Трошин молчал. Лежал на спине, внимательно смотрел на пришедшего и молчал.
И понимал, что, похоже, мысль сбежать из спецлагеря была правильной, но несколько запоздавшей.
– А на улице морозец! – сказал гость.– Такой бодрящий. И снежок с ветерком.
Если он желал начать разговор о погоде, то поддерживать его никто не собирался.
Пантелеймонов вдруг почувствовал себя лишним. К нему вот так не приходят. Его вызывают с глазу на глаз, принимают доклад и дают новые указания. Пришли к Трошину, понятно даже и ежу.
При чем тут доктор, правда, непонятно. Наверное, случайно.
– А я решил посетить ваш храм Гиппократа. Узнал, что есть двое заболевших, дай, думаю, выясню, как оно – выздоравливать.– Гость сел на стул.– Меня прислали с проверкой именно санитарного состояния...
Трошин устало вздохнул и отвернулся лицом к стене.
– Вот у вас что, например? – спросил гость у Пантелеймонова.
– Сотрясение мозга. Упал, ударился,– с готовностью доложил Пантелеймонов.
Он уже начинал чувствовать, что нечто нехорошее, грозящее проблемами и неприятностями, сгущается над головой, но продолжал играть свою роль.
– Легкое совсем сотрясение. Доктор сказал: еще пара дней – и уйду назад, к своим.– Пантелеймонов сел на свою кровать.
– Молодцом,– одобрил гость.– Зовут вас э-э-э...
– Сержант Территориальных войск Пантелеймонов, Григорий Иванович.
– А сосед ваш молчаливый?
Но тут подал голос доктор.
Он застонал, поднял руки к голове, сжал виски и снова застонал.
– Здравствуйте, доктор! – сказал гость.
– Здравствуйте, Алеша,– не отрывая рук от висков, ответил Флейшман.– Зачем вы здесь?
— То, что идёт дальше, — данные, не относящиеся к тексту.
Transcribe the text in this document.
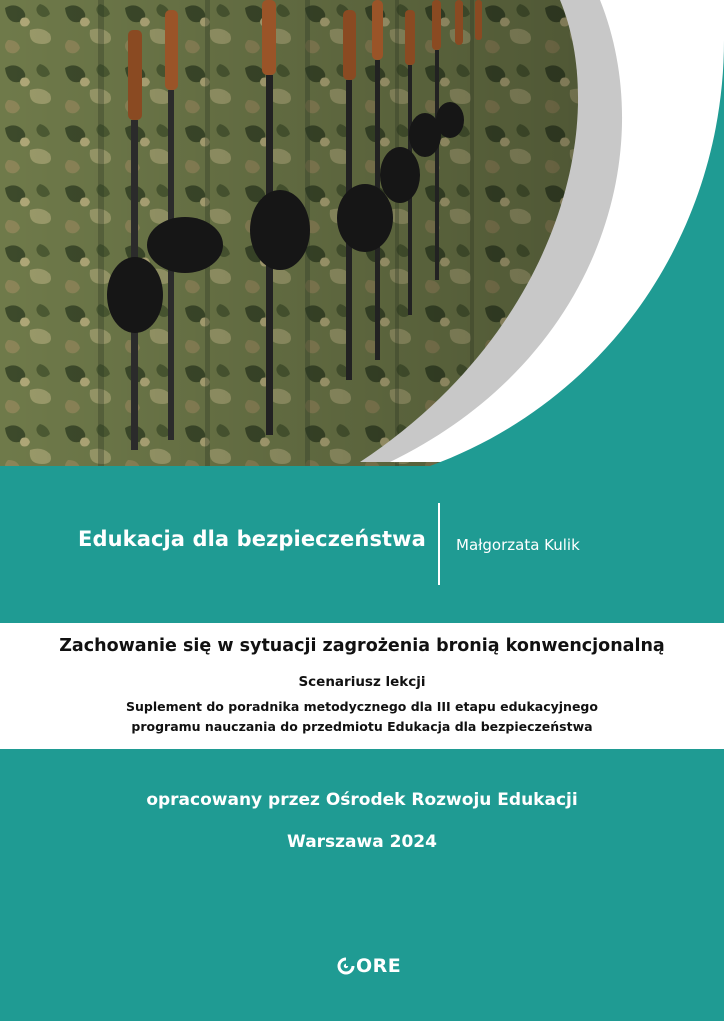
Edukacja dla bezpieczeństwa Małgorzata Kulik
Zachowanie się w sytuacji zagrożenia bronią konwencjonalną
Scenariusz lekcji
Suplement do poradnika metodycznego dla III etapu edukacyjnego
programu nauczania do przedmiotu Edukacja dla bezpieczeństwa
opracowany przez Ośrodek Rozwoju Edukacji
Warszawa 2024
ORE
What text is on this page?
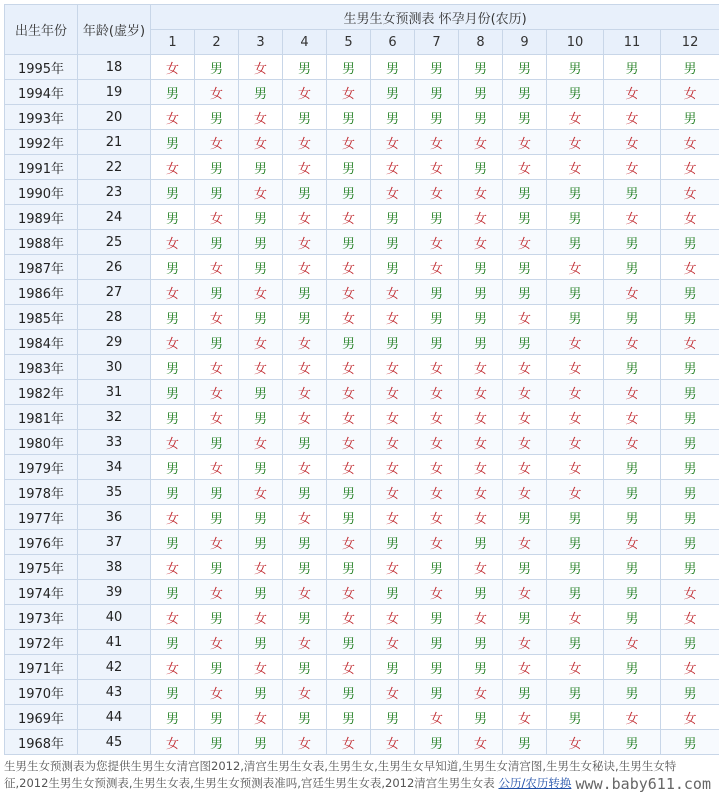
出生年份	年龄(虚岁)	生男生女预测表 怀孕月份(农历)											
		1	2	3	4	5	6	7	8	9	10	11	12
1995年	18	女	男	女	男	男	男	男	男	男	男	男	男
1994年	19	男	女	男	女	女	男	男	男	男	男	女	女
1993年	20	女	男	女	男	男	男	男	男	男	女	女	男
1992年	21	男	女	女	女	女	女	女	女	女	女	女	女
1991年	22	女	男	男	女	男	女	女	男	女	女	女	女
1990年	23	男	男	女	男	男	女	女	女	男	男	男	女
1989年	24	男	女	男	女	女	男	男	女	男	男	女	女
1988年	25	女	男	男	女	男	男	女	女	女	男	男	男
1987年	26	男	女	男	女	女	男	女	男	男	女	男	女
1986年	27	女	男	女	男	女	女	男	男	男	男	女	男
1985年	28	男	女	男	男	女	女	男	男	女	男	男	男
1984年	29	女	男	女	女	男	男	男	男	男	女	女	女
1983年	30	男	女	女	女	女	女	女	女	女	女	男	男
1982年	31	男	女	男	女	女	女	女	女	女	女	女	男
1981年	32	男	女	男	女	女	女	女	女	女	女	女	男
1980年	33	女	男	女	男	女	女	女	女	女	女	女	男
1979年	34	男	女	男	女	女	女	女	女	女	女	男	男
1978年	35	男	男	女	男	男	女	女	女	女	女	男	男
1977年	36	女	男	男	女	男	女	女	女	男	男	男	男
1976年	37	男	女	男	男	女	男	女	男	女	男	女	男
1975年	38	女	男	女	男	男	女	男	女	男	男	男	男
1974年	39	男	女	男	女	女	男	女	男	女	男	男	女
1973年	40	女	男	女	男	女	女	男	女	男	女	男	女
1972年	41	男	女	男	女	男	女	男	男	女	男	女	男
1971年	42	女	男	女	男	女	男	男	男	女	女	男	女
1970年	43	男	女	男	女	男	女	男	女	男	男	男	男
1969年	44	男	男	女	男	男	男	女	男	女	男	女	女
1968年	45	女	男	男	女	女	女	男	女	男	女	男	男
生男生女预测表为您提供生男生女清宫图2012,清宫生男生女表,生男生女,生男生女早知道,生男生女清宫图,生男生女秘诀,生男生女特征,2012生男生女预测表,生男生女表,生男生女预测表准吗,宫廷生男生女表,2012清宫生男生女表 公历/农历转换 www.baby611.com
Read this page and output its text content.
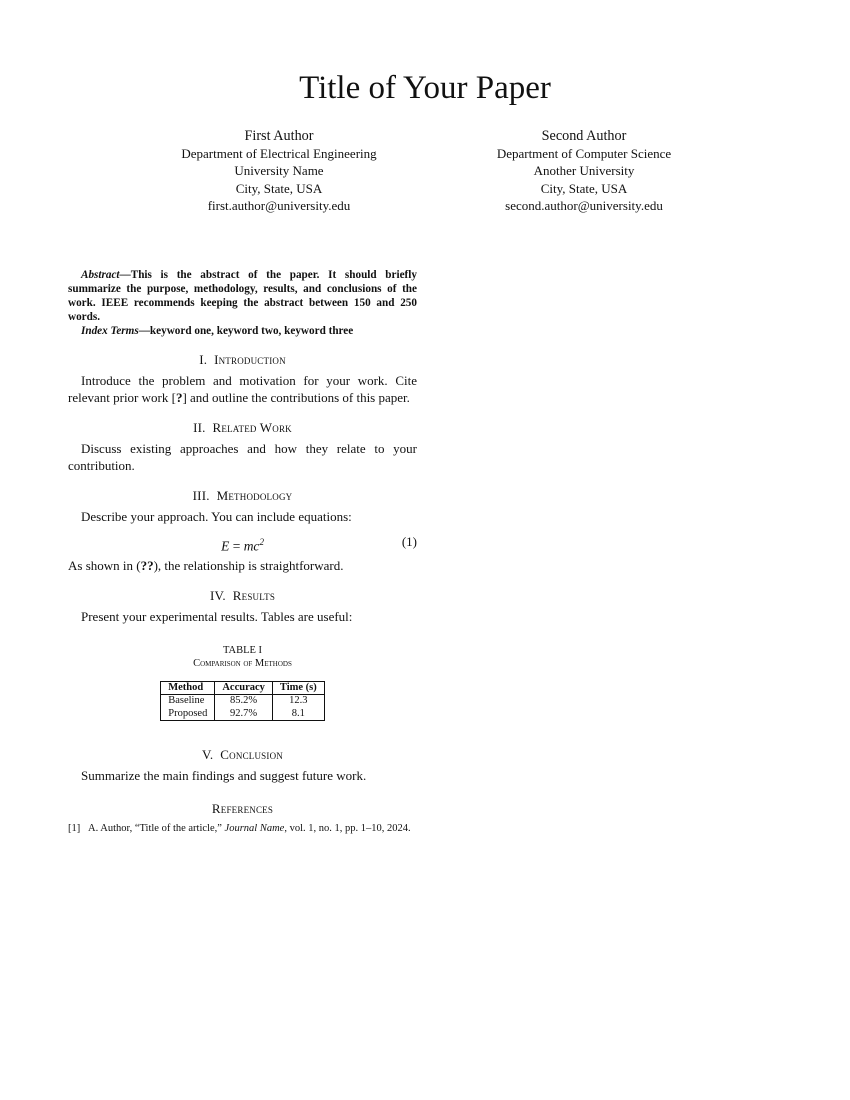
Title of Your Paper
First Author
Department of Electrical Engineering
University Name
City, State, USA
first.author@university.edu
Second Author
Department of Computer Science
Another University
City, State, USA
second.author@university.edu

Abstract—This is the abstract of the paper. It should briefly summarize the purpose, methodology, results, and conclusions of the work. IEEE recommends keeping the abstract between 150 and 250 words.

Index Terms—keyword one, keyword two, keyword three

I. Introduction

Introduce the problem and motivation for your work. Cite relevant prior work [?] and outline the contributions of this paper.

II. Related Work

Discuss existing approaches and how they relate to your contribution.

III. Methodology

Describe your approach. You can include equations:

$E = mc^2$	(1)

As shown in (??), the relationship is straightforward.

IV. Results

Present your experimental results. Tables are useful:

TABLE I
Comparison of Methods
Method	Accuracy	Time (s)
Baseline	85.2%	12.3
Proposed	92.7%	8.1
V. Conclusion

Summarize the main findings and suggest future work.

References
[1] A. Author, “Title of the article,” Journal Name, vol. 1, no. 1, pp. 1–10, 2024.
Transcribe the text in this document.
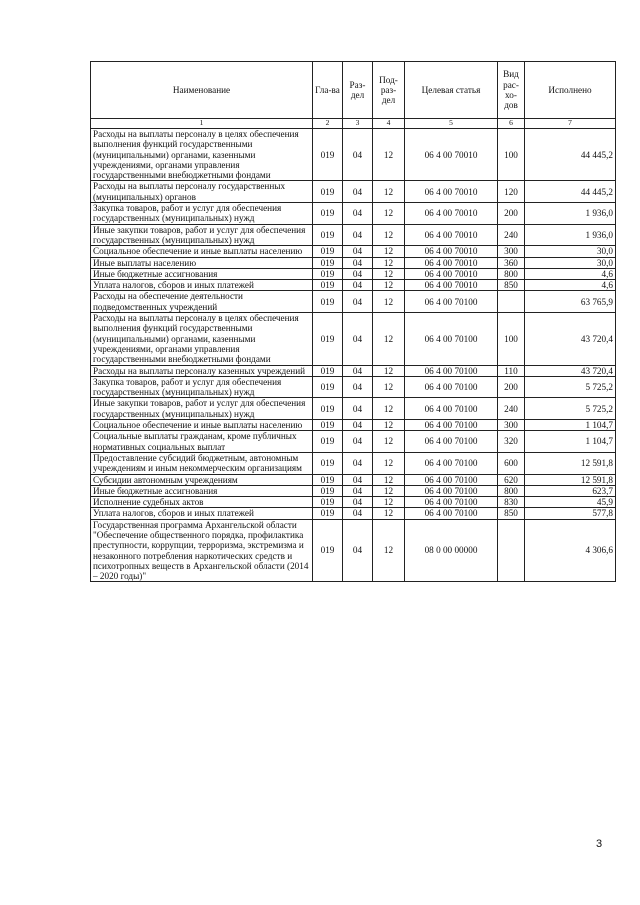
Наименование	Гла-ва	Раз-дел	Под-раз-дел	Целевая статья	Вид рас-хо-дов	Исполнено
1	2	3	4	5	6	7
Расходы на выплаты персоналу в целях обеспечения выполнения функций государственными (муниципальными) органами, казенными учреждениями, органами управления государственными внебюджетными фондами	019	04	12	06 4 00 70010	100	44 445,2
Расходы на выплаты персоналу государственных (муниципальных) органов	019	04	12	06 4 00 70010	120	44 445,2
Закупка товаров, работ и услуг для обеспечения государственных (муниципальных) нужд	019	04	12	06 4 00 70010	200	1 936,0
Иные закупки товаров, работ и услуг для обеспечения государственных (муниципальных) нужд	019	04	12	06 4 00 70010	240	1 936,0
Социальное обеспечение и иные выплаты населению	019	04	12	06 4 00 70010	300	30,0
Иные выплаты населению	019	04	12	06 4 00 70010	360	30,0
Иные бюджетные ассигнования	019	04	12	06 4 00 70010	800	4,6
Уплата налогов, сборов и иных платежей	019	04	12	06 4 00 70010	850	4,6
Расходы на обеспечение деятельности подведомственных учреждений	019	04	12	06 4 00 70100		63 765,9
Расходы на выплаты персоналу в целях обеспечения выполнения функций государственными (муниципальными) органами, казенными учреждениями, органами управления государственными внебюджетными фондами	019	04	12	06 4 00 70100	100	43 720,4
Расходы на выплаты персоналу казенных учреждений	019	04	12	06 4 00 70100	110	43 720,4
Закупка товаров, работ и услуг для обеспечения государственных (муниципальных) нужд	019	04	12	06 4 00 70100	200	5 725,2
Иные закупки товаров, работ и услуг для обеспечения государственных (муниципальных) нужд	019	04	12	06 4 00 70100	240	5 725,2
Социальное обеспечение и иные выплаты населению	019	04	12	06 4 00 70100	300	1 104,7
Социальные выплаты гражданам, кроме публичных нормативных социальных выплат	019	04	12	06 4 00 70100	320	1 104,7
Предоставление субсидий бюджетным, автономным учреждениям и иным некоммерческим организациям	019	04	12	06 4 00 70100	600	12 591,8
Субсидии автономным учреждениям	019	04	12	06 4 00 70100	620	12 591,8
Иные бюджетные ассигнования	019	04	12	06 4 00 70100	800	623,7
Исполнение судебных актов	019	04	12	06 4 00 70100	830	45,9
Уплата налогов, сборов и иных платежей	019	04	12	06 4 00 70100	850	577,8
Государственная программа Архангельской области "Обеспечение общественного порядка, профилактика преступности, коррупции, терроризма, экстремизма и незаконного потребления наркотических средств и психотропных веществ в Архангельской области (2014 – 2020 годы)"	019	04	12	08 0 00 00000		4 306,6
3
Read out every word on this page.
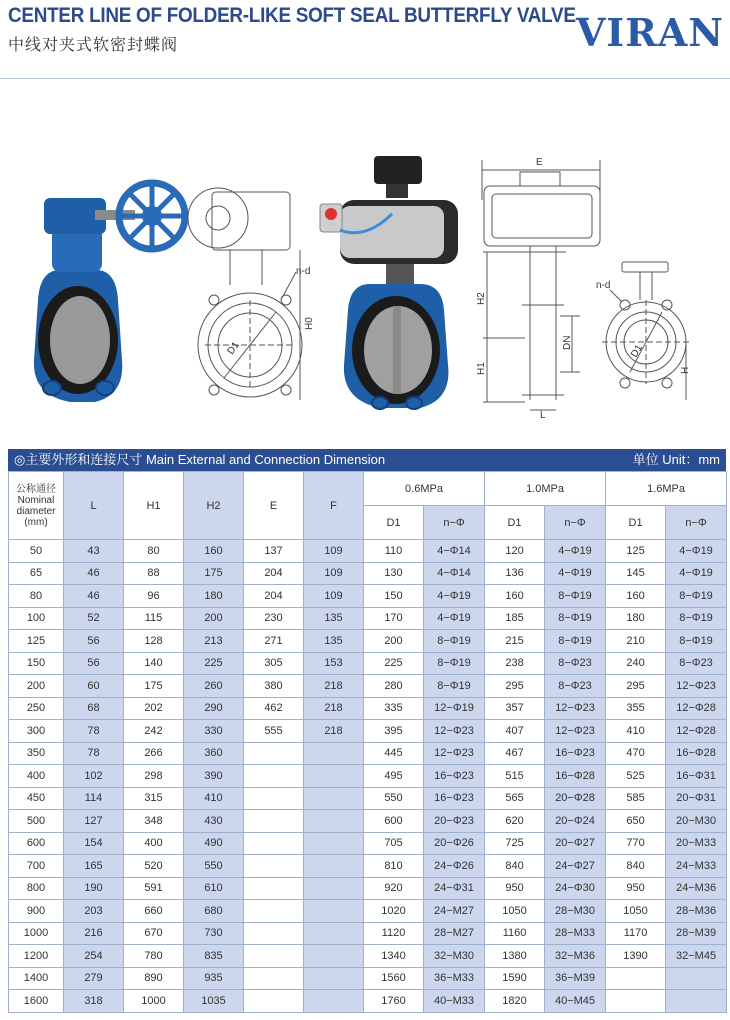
CENTER LINE OF FOLDER-LIKE SOFT SEAL BUTTERFLY VALVE
中线对夹式软密封蝶阀	VIRAN
n-d
H0
D1
E
H2
H1
DN
L
n-d
D1
H
◎主要外形和连接尺寸 Main External and Connection Dimension	单位 Unit：mm
公称通径 Nominal diameter (mm)	L	H1	H2	E	F	0.6MPa		1.0MPa		1.6MPa	
						D1	n−Φ	D1	n−Φ	D1	n−Φ
50	43	80	160	137	109	110	4−Φ14	120	4−Φ19	125	4−Φ19
65	46	88	175	204	109	130	4−Φ14	136	4−Φ19	145	4−Φ19
80	46	96	180	204	109	150	4−Φ19	160	8−Φ19	160	8−Φ19
100	52	115	200	230	135	170	4−Φ19	185	8−Φ19	180	8−Φ19
125	56	128	213	271	135	200	8−Φ19	215	8−Φ19	210	8−Φ19
150	56	140	225	305	153	225	8−Φ19	238	8−Φ23	240	8−Φ23
200	60	175	260	380	218	280	8−Φ19	295	8−Φ23	295	12−Φ23
250	68	202	290	462	218	335	12−Φ19	357	12−Φ23	355	12−Φ28
300	78	242	330	555	218	395	12−Φ23	407	12−Φ23	410	12−Φ28
350	78	266	360			445	12−Φ23	467	16−Φ23	470	16−Φ28
400	102	298	390			495	16−Φ23	515	16−Φ28	525	16−Φ31
450	114	315	410			550	16−Φ23	565	20−Φ28	585	20−Φ31
500	127	348	430			600	20−Φ23	620	20−Φ24	650	20−M30
600	154	400	490			705	20−Φ26	725	20−Φ27	770	20−M33
700	165	520	550			810	24−Φ26	840	24−Φ27	840	24−M33
800	190	591	610			920	24−Φ31	950	24−Φ30	950	24−M36
900	203	660	680			1020	24−M27	1050	28−M30	1050	28−M36
1000	216	670	730			1120	28−M27	1160	28−M33	1170	28−M39
1200	254	780	835			1340	32−M30	1380	32−M36	1390	32−M45
1400	279	890	935			1560	36−M33	1590	36−M39		
1600	318	1000	1035			1760	40−M33	1820	40−M45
– А вы думали, что меня уже нет? – поинтересовался Алеша.– Нет, вы подумайте, братья, всего месяц как не виделись...
– Я бы вас вообще...– сказал Флейшман.
– Что – убили бы?
– Не видел бы.
– А вот с такими пожеланиями нужно быть поосторожнее. Вот так ляпнете – видеть не хочу, а глазки – бац – вытекли.– Алеша улыбался самым доброжелательным образом.
Самым что ни на есть.
Веселее, правда, от этой улыбки не становилось.
– Вот я имею куда больше оснований удивляться.– Гость стал серьезным.– Ваша фамилия значится в списке пропавших без вести в результате событий двадцать пятого октября сего года. Из Клиники вас не эвакуировали и в Клинике не нашли.
– Меня вывезли на вертолете. На первом. Вместе с солдатами...
– Что вы говорите? И кто это видел?
– Вот вы... вы видели. Вы сами были тогда во дворе Клинки, когда нас грузили...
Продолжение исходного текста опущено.